Ms Atkinson also founded the “Green Building Council of Australia” which says on its website that it wants “a plan for net zero emissions buildings by 2050”. Just like the WEF says it wants.
This Green Building Council lobbies the government to divert taxes into the Clean Energy Finance Corporation and the Australian Renewable Energy Agency, for funding “sustainable development”. It petitions the government to “improve decision making” on land-use planning and infrastructure investment, and to make “sustainable cities”, it says on its website.
It also set itself up as the authority to rate the “sustainability” of projects. It gives “green stars” to buildings that are “low-carbon”.
Winning “green stars” helps projects secure funding when they have to comply with new government rules about “sustainable cities” - that the Council itself lobbies for. So developers and governments are incentivised to choose suppliers like Holcim, which is also a member of the Green Building Council, supports the UN development goals, and has a very high Environment Social and Governance (ESG) rating.
This creates a barrier to entry for Holcim’s competitors. Smaller companies might offer cheaper or better concrete, but if they haven’t got the right contacts or green stars then they won’t be getting any big contracts - no matter how good they are.
See how that works?
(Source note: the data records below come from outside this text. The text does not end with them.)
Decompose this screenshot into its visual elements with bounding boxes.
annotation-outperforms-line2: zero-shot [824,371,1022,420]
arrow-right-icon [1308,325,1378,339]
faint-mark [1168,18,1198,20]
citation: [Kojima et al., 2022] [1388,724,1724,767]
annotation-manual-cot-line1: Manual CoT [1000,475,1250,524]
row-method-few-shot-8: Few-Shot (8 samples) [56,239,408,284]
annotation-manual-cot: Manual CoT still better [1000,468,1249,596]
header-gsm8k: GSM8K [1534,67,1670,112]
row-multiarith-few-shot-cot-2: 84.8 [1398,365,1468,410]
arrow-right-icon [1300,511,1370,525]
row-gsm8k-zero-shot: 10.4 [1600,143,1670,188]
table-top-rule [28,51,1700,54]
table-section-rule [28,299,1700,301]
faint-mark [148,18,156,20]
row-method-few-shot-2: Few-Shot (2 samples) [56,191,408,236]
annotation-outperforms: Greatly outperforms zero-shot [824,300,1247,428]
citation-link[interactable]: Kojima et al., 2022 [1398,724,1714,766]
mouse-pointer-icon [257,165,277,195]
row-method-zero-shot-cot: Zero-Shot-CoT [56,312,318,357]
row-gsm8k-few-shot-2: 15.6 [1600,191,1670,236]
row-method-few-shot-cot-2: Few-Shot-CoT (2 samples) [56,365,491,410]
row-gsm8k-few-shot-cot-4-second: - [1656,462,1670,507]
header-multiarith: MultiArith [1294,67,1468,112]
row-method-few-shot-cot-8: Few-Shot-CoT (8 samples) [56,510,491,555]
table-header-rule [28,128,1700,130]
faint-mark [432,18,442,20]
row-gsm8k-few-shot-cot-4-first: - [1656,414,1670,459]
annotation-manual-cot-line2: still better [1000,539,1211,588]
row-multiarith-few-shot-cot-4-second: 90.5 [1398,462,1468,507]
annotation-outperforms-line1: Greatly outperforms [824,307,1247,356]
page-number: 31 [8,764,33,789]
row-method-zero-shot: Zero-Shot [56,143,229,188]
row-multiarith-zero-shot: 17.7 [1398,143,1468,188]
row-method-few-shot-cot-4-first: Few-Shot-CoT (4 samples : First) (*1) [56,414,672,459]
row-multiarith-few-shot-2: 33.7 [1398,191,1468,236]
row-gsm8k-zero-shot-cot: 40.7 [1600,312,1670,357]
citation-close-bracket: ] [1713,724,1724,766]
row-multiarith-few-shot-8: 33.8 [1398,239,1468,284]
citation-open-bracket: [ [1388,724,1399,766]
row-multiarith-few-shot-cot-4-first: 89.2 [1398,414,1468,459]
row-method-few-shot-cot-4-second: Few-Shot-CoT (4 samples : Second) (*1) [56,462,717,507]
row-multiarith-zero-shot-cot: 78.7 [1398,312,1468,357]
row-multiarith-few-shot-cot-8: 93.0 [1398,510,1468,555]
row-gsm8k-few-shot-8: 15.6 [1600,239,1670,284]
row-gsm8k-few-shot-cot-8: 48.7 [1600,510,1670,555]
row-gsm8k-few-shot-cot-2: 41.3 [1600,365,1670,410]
A self-reinforcing culture that incentivises government to promote the interest of the large corporation.
That’s how public-private partnerships work to destroy freedom and channel public money into the private hands of only the largest and most powerful combines.
Corporations donate to causes that promote only the conditions that benefit them and their networks. This is universally true.
So I ask: why do the corporations want to “help” Aboriginal people?
Why do they want The Voice so badly?
I spent 10 years in the Northern Territory. If I know one thing, it’s that this referendum has nothing at all to do with the lives of Aboriginal people.
So: what does he do, this Voice you seek?
Excellent post Alison. The Voice is a vehicle to further the Deep State.
A wonderfully constructed expose Alison.